Matthias a commandé un burger avec une double dose de steak haché, chose qu'il ne réussi jamais à manger puisqu'il fait deux fois la grandeur de sa bouche, mais c'est son repas chaque fois que nous venons, sa petite habitude. Comme je m'en doutais, lorsqu'il essaye de mettre son hamburger dans sa bouche, la moitié de la sauce s'étale sur son visage, et l'autre moitié sort avec son steak de l'autre côté du burger. Sa tête est absolument géniale, mon père, ma mère et moi ne pouvons pas nous empêcher d'éclater de rire devant sa bouille d'ange transformée. Et Matthias nous accompagne en gardant toutefois la bouche fermée, évitant de nous montrer ce qu'elle contient. Je ne peux m'empêcher de prendre une photo pour immortaliser ce moment. J'adore photographier tous les petits moments de la vie comme ceux-là. J'aime le fait de garder une trace du passé, pour ne pas oublier, pour revivre ces instants en continuant à en rire. Puis à chaque fin de pellicule, je les développe, puis j'en fais un album photo pour que nous puissions les regarder en famille.

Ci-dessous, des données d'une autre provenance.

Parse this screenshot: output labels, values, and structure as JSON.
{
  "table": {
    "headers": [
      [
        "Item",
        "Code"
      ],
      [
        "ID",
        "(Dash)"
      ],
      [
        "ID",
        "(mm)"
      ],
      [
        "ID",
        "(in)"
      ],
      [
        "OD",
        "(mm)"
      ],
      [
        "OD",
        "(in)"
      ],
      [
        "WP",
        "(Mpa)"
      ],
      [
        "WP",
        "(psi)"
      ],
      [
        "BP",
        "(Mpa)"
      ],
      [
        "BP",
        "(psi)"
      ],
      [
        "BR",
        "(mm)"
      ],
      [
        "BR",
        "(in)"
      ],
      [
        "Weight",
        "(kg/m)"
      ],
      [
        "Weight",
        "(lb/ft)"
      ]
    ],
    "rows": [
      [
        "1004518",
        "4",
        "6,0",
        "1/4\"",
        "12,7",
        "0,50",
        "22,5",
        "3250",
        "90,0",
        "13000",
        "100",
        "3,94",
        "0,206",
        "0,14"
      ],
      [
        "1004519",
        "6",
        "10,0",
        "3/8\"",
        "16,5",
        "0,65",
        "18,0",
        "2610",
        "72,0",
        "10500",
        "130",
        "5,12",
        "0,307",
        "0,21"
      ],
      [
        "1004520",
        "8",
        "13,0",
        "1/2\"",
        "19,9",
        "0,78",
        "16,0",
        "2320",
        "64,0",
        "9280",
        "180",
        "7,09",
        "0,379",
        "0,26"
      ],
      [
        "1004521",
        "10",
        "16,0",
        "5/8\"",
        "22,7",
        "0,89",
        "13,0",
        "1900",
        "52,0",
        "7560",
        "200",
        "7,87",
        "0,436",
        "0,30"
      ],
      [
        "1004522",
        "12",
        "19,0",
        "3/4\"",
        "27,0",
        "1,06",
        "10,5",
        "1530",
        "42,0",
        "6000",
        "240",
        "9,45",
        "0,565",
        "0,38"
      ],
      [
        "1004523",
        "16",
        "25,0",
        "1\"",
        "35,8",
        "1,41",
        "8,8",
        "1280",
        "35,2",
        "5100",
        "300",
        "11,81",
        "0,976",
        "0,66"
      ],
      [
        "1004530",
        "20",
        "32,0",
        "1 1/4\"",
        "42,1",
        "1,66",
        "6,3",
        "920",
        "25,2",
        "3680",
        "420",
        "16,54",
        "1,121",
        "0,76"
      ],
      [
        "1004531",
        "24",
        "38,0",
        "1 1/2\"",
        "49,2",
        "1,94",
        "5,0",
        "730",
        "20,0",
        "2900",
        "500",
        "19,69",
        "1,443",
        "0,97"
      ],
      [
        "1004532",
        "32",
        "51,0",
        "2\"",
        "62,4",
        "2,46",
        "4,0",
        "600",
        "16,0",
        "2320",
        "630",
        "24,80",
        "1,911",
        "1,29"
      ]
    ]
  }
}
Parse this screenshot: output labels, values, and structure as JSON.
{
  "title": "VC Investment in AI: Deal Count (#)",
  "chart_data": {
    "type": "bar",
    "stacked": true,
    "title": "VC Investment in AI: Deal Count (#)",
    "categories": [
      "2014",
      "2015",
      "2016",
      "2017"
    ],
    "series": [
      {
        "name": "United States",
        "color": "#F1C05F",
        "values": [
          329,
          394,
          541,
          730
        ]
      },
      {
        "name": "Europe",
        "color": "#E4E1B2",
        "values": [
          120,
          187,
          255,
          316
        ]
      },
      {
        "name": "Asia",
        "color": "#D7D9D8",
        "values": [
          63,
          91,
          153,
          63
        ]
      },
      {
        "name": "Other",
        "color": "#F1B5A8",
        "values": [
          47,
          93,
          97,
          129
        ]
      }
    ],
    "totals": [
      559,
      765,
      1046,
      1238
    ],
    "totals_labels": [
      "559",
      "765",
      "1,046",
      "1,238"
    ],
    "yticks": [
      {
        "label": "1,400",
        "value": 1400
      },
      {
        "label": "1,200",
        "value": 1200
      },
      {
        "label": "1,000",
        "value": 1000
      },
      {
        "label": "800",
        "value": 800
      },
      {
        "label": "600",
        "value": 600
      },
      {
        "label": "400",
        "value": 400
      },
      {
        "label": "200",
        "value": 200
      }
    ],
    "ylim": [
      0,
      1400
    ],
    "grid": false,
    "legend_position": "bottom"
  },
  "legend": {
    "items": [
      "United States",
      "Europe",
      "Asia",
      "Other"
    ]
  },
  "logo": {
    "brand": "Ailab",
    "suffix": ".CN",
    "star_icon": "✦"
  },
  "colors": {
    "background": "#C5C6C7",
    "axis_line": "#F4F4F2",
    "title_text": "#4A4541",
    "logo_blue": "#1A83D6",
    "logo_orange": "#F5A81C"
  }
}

Une fois la photo prise, je pose l'appareil à côté de moi, histoire de toujours l'avoir si un moment est à immortaliser, et je me reconcentre sur mon assiette. Je n'ai pris qu'un simple hamburger, mais avec une double ration de frites. Les frites de Granny sont les meilleures au monde. Elles sont croustillantes comme il faut, puis tendres en bouche, et dorées à la perfection. Mon père et ma mère, côte à côte, s'échangent souvent des paroles que je n'entends pas puisque je parle avec Matthias, mais ils ont le sourire aux lèvres et ça me suffit. Les voir heureux me suffit, et leurs visages montrent qu'ils le sont, ils ne peuvent pas le cacher. Les cheveux de ma mère sont d'un blond éclatant, et brillent presque autant que ceux qu'on voit dans les publicités à la télé. Son teint est rosé, et ses yeux s'illuminent comme jamais. Le sourire de mon père ne le quitte pas, et des fossettes accentuent cette impression de bonheur. C'est d'ailleurs bien plus qu'une impression. Matthias a reçu les cheveux blés de ma mère et les fossettes de mon père, ce qui en fait pour moi un petit garçon parfaitement adorable. Quant à moi, j'ai reçu les cheveux chocolat de mon paternel, et aucun trait n'apparaît sur mes joues lorsque je souris.

Le meilleur moment du repas reste tout de même le dessert. C'est simple, il n'y en a qu'un seul que nous prenons tous, à chaque fois que nous venons. C'est la tarte tatin de Granny. Elle est... plus que délicieuse, elle est exceptionnelle. Autant que l'est ce restaurant. Je dirais même que c'est sa marque de fabrique. Alors quand Granny amène les assiettes pour nous les servir, tous les regards se ruent vers les parts de gâteaux qui font littéralement saliver. Un fois les assiettes posées sur la table, Granny nous souhaite un bon appétit et repart pour s'occuper d'autres clients. Je prends ma cuillère, prête à attaquer le dessert, quand Matthias m'arrête en plein mouvement.

Attends ! Tu as oublié la prière avant !

C'est vrai ! Matthias prend tellement ce dessert au sérieux qu'il a inventé une prière bien à lui pour rendre correctement hommage à cette tarte. Alors je prends la main droite de mon frère à côté, la main gauche de mon père en face, et ma mère et Matthias ferment la boucle.